41. MongoDB Sharding
Horizontal Scaling involves dividing the system dataset and load over multiple servers, adding
additional servers to increase capacity as required. While the overall speed or capacity of a
single machine may not be high, each machine handles a subset of the overall workload,
potentially providing better efficiency than a single high-speed high-capacity server.
43. MongoDB Sharding
A MongoDB sharded cluster consists of the following components:
Shard: Each shard contains a subset of the sharded data. Each shard can be deployed as a
replica set.
Mongos: The mongos acts as a query router, providing an interface between client applications
and the sharded cluster.
Config servers: Config servers store metadata and configuration settings for the cluster. Config
servers must be deployed as a replica set (CSRS).
Shared Key:
To distribute the documents in a collection, MongoDB partitions the collection using the shard key.
The shard key consists of an immutable field or fields that exist in every document in the target collection.
You choose the shard key when sharding a collection. The choice of shard key cannot be changed after sharding.
A sharded collection can have only one shard key. See Shard Key Specification.
45. MongoDB Security
SCRAM
Salted Challenge Response Authentication Mechanism (SCRAM) is the default authentication mechanism for
MongoDB. SCRAM is based on the IETF RFC 5802 standard that defines best practices for implementation of
challenge-response mechanisms for authenticating users with passwords.

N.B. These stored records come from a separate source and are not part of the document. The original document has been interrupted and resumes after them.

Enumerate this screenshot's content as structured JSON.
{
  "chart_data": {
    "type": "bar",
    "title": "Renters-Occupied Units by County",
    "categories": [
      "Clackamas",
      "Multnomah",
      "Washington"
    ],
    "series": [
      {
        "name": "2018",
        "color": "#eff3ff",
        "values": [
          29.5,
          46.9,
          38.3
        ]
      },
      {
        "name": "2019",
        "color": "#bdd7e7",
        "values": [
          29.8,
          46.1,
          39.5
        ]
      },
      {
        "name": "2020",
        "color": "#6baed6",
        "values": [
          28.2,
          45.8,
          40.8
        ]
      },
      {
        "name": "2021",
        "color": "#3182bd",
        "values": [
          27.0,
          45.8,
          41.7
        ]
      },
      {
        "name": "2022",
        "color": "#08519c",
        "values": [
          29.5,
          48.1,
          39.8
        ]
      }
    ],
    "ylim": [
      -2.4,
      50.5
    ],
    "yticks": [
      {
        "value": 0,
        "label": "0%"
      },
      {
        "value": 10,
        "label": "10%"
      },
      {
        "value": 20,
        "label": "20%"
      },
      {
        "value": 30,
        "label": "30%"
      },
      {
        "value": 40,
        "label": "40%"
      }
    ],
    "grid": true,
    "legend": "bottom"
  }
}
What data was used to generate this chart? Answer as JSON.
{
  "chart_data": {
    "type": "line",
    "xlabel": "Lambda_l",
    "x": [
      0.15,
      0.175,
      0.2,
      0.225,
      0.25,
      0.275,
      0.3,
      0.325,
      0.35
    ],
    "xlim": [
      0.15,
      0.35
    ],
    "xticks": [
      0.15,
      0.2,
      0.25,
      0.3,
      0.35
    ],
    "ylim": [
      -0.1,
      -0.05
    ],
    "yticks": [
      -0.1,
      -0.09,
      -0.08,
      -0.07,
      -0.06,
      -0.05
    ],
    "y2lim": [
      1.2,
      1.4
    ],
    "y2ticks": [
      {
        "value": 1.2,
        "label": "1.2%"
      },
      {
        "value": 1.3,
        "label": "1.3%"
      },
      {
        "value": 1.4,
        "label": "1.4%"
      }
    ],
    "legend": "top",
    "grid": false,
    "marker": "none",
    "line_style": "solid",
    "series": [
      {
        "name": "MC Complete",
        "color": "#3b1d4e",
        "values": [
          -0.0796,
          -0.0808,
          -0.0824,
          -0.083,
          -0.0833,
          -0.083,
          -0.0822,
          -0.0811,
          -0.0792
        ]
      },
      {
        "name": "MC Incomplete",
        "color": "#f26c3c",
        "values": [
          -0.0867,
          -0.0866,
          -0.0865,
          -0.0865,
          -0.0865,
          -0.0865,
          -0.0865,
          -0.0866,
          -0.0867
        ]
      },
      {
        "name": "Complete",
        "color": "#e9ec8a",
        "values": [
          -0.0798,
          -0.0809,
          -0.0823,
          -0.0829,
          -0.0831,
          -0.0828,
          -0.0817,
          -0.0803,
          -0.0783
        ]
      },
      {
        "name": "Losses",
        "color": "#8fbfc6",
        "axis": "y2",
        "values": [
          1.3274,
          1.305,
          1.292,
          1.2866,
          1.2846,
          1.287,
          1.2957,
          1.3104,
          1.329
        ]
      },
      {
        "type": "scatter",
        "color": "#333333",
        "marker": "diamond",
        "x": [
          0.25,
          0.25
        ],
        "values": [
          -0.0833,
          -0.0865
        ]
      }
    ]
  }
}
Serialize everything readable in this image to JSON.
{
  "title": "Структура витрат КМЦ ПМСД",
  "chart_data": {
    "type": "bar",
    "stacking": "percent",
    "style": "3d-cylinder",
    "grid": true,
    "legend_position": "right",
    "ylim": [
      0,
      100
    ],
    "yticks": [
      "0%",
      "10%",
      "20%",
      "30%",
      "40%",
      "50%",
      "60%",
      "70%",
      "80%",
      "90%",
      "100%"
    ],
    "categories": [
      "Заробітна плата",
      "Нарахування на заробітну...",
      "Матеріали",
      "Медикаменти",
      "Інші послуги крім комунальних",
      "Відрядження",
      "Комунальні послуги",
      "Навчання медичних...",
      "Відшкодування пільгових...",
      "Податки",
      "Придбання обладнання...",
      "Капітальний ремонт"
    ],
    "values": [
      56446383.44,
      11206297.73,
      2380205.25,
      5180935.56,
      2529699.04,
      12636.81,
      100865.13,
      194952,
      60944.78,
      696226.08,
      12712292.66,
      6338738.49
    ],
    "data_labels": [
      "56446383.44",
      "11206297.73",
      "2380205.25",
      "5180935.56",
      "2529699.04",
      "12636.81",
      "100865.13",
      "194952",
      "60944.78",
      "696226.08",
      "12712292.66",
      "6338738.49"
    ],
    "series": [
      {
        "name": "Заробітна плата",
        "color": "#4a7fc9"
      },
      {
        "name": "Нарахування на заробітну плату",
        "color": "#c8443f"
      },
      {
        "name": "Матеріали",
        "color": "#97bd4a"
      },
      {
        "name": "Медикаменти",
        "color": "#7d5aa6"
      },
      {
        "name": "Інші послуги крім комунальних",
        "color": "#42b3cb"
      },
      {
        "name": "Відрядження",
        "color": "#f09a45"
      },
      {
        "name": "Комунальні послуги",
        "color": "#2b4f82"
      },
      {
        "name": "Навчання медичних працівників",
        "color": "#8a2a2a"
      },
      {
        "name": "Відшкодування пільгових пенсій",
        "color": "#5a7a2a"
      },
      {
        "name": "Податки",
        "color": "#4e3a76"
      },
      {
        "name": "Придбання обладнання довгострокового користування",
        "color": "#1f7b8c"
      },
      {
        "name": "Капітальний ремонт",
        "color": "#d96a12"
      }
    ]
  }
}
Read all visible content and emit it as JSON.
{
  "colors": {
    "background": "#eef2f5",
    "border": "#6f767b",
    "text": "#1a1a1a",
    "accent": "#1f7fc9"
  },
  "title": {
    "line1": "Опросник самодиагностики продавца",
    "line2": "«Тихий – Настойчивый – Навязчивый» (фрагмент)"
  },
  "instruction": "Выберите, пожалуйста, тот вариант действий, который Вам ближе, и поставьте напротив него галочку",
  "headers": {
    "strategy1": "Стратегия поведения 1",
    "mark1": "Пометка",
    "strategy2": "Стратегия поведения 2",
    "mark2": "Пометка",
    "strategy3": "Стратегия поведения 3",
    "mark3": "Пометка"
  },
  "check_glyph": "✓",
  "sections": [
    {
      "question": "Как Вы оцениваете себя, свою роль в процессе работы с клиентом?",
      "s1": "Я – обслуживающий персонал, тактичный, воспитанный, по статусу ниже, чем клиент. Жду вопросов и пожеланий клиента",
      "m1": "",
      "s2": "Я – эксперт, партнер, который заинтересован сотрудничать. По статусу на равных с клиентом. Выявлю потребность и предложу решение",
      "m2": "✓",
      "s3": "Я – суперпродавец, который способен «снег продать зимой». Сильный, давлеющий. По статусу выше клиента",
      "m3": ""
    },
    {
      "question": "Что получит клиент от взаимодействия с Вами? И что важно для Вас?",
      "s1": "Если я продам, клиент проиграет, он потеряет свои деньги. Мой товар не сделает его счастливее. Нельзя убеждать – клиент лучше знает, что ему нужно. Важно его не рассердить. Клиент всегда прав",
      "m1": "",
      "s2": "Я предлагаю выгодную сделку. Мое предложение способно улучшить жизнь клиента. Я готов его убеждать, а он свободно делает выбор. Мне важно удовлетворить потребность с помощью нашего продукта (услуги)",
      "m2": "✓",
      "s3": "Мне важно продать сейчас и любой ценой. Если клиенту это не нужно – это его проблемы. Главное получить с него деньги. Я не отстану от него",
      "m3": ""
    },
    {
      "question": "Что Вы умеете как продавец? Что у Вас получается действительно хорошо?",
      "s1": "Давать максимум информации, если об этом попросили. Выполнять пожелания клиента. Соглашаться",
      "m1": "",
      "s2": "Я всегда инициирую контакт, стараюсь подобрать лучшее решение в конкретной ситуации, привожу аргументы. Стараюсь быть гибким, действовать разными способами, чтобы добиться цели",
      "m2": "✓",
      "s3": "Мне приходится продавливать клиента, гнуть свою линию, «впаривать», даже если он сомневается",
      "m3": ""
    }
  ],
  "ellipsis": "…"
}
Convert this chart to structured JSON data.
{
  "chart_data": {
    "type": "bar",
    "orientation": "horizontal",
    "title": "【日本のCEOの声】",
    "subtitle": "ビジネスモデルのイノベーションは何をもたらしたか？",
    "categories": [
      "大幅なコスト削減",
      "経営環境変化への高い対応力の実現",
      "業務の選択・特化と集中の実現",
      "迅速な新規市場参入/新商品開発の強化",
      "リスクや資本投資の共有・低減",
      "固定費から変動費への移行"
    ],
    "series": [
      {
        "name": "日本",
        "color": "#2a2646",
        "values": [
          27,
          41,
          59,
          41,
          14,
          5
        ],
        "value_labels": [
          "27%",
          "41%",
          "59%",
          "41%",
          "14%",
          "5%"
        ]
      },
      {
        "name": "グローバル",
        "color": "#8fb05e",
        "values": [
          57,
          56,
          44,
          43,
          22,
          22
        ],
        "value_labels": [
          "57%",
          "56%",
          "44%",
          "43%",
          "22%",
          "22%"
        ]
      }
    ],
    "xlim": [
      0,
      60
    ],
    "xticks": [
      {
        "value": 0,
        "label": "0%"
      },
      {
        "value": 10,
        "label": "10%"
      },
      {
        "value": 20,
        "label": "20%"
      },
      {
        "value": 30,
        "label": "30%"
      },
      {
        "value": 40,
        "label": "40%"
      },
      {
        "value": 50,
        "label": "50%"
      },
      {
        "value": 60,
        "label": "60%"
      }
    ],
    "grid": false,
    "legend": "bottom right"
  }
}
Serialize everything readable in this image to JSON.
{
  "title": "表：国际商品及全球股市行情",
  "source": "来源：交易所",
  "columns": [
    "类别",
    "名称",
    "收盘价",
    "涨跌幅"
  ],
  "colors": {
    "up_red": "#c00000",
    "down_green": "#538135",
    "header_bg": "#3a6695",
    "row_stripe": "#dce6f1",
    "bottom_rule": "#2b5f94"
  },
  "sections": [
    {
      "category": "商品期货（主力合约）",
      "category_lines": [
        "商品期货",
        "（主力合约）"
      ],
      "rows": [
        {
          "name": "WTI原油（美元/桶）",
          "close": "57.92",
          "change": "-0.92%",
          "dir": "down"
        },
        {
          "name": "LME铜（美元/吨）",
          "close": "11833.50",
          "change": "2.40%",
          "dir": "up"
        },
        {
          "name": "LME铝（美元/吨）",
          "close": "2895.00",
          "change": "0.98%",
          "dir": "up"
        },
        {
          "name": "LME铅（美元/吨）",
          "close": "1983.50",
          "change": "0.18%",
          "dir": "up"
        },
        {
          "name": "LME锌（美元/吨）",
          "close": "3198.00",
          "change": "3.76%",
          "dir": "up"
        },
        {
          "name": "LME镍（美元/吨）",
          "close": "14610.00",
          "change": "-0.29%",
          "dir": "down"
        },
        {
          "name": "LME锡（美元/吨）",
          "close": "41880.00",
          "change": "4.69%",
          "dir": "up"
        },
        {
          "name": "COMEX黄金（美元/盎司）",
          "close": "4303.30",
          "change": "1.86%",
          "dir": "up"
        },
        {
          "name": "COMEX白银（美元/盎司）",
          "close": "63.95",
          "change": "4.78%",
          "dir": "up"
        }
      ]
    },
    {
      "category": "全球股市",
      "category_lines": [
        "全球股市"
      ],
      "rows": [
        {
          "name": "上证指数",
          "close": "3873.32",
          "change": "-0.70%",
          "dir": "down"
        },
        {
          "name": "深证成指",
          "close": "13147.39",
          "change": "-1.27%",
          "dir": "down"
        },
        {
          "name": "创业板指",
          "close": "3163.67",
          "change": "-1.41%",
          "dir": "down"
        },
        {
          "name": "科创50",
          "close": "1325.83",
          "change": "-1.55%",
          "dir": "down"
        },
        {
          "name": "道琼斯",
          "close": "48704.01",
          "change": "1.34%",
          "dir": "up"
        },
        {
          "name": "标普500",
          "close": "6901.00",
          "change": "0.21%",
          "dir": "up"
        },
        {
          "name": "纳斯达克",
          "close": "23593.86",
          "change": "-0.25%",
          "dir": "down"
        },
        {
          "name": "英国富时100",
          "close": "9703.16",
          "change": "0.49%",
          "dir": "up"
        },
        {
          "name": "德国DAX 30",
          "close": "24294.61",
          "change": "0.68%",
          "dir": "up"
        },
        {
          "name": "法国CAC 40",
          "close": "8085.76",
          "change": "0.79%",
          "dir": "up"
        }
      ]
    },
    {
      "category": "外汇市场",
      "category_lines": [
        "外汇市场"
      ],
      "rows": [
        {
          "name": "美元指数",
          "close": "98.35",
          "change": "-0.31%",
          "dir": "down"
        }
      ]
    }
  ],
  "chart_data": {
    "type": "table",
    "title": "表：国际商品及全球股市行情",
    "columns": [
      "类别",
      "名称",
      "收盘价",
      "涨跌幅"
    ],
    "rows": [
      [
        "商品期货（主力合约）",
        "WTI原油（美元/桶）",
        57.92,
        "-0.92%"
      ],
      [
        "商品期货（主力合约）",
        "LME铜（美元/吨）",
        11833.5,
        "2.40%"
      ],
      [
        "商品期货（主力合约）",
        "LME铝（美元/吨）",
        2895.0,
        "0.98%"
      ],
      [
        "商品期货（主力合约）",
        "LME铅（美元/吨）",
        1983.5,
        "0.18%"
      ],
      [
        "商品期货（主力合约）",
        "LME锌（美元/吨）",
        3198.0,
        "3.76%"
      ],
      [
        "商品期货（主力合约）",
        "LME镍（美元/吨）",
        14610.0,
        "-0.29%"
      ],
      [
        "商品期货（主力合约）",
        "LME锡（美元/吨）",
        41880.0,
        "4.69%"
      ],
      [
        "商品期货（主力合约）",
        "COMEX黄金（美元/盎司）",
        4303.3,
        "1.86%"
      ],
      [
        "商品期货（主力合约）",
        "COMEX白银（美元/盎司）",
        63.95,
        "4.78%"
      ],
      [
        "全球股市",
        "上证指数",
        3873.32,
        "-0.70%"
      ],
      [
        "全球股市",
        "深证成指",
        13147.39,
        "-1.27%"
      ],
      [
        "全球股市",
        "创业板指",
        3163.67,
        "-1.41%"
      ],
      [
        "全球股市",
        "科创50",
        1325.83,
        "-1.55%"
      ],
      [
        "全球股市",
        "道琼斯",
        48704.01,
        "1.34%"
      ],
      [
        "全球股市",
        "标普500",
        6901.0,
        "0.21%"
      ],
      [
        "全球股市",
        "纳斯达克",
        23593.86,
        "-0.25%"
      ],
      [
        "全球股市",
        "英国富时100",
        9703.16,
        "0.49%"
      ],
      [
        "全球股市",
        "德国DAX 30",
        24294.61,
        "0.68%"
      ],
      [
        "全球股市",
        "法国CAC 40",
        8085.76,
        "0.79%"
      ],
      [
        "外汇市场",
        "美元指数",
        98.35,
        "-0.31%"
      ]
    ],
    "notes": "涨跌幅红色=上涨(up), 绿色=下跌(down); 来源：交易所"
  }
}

Using SCRAM, MongoDB verifies the supplied user credentials against the user’s name, password and authentication
database. The authentication database is the database where the user was created, and together with the user’s name,
serves to identify the user.
MongoDB’s implementation of SCRAM uses the SHA-1 hashing function.
SRAM Advantage
A tunable work factor (iterationCount),
Per-user random salts rather than server-wide salts,
A cryptographically stronger hash function (SHA-1 rather than MD5), and
Authentication of the server to the client as well as the client to the server.
46. MongoDB Security
MongoDB supports x.509 certificate authentication for client authentication and internal
authentication of the members of replica sets and sharded clusters.
x.509 certificate authentication requires a secure TLS/SSL connection.
To authenticate to servers, clients can use x.509 certificates instead of usernames and passwords.
Client Certificate Requirements
A single Certificate Authority (CA) must issue the certificates for both the client and the server.
Client certificates must contain the following fields:
keyUsage = digitalSignature
extendedKeyUsage = clientAuth
Each unique MongoDB user must have a unique certificate.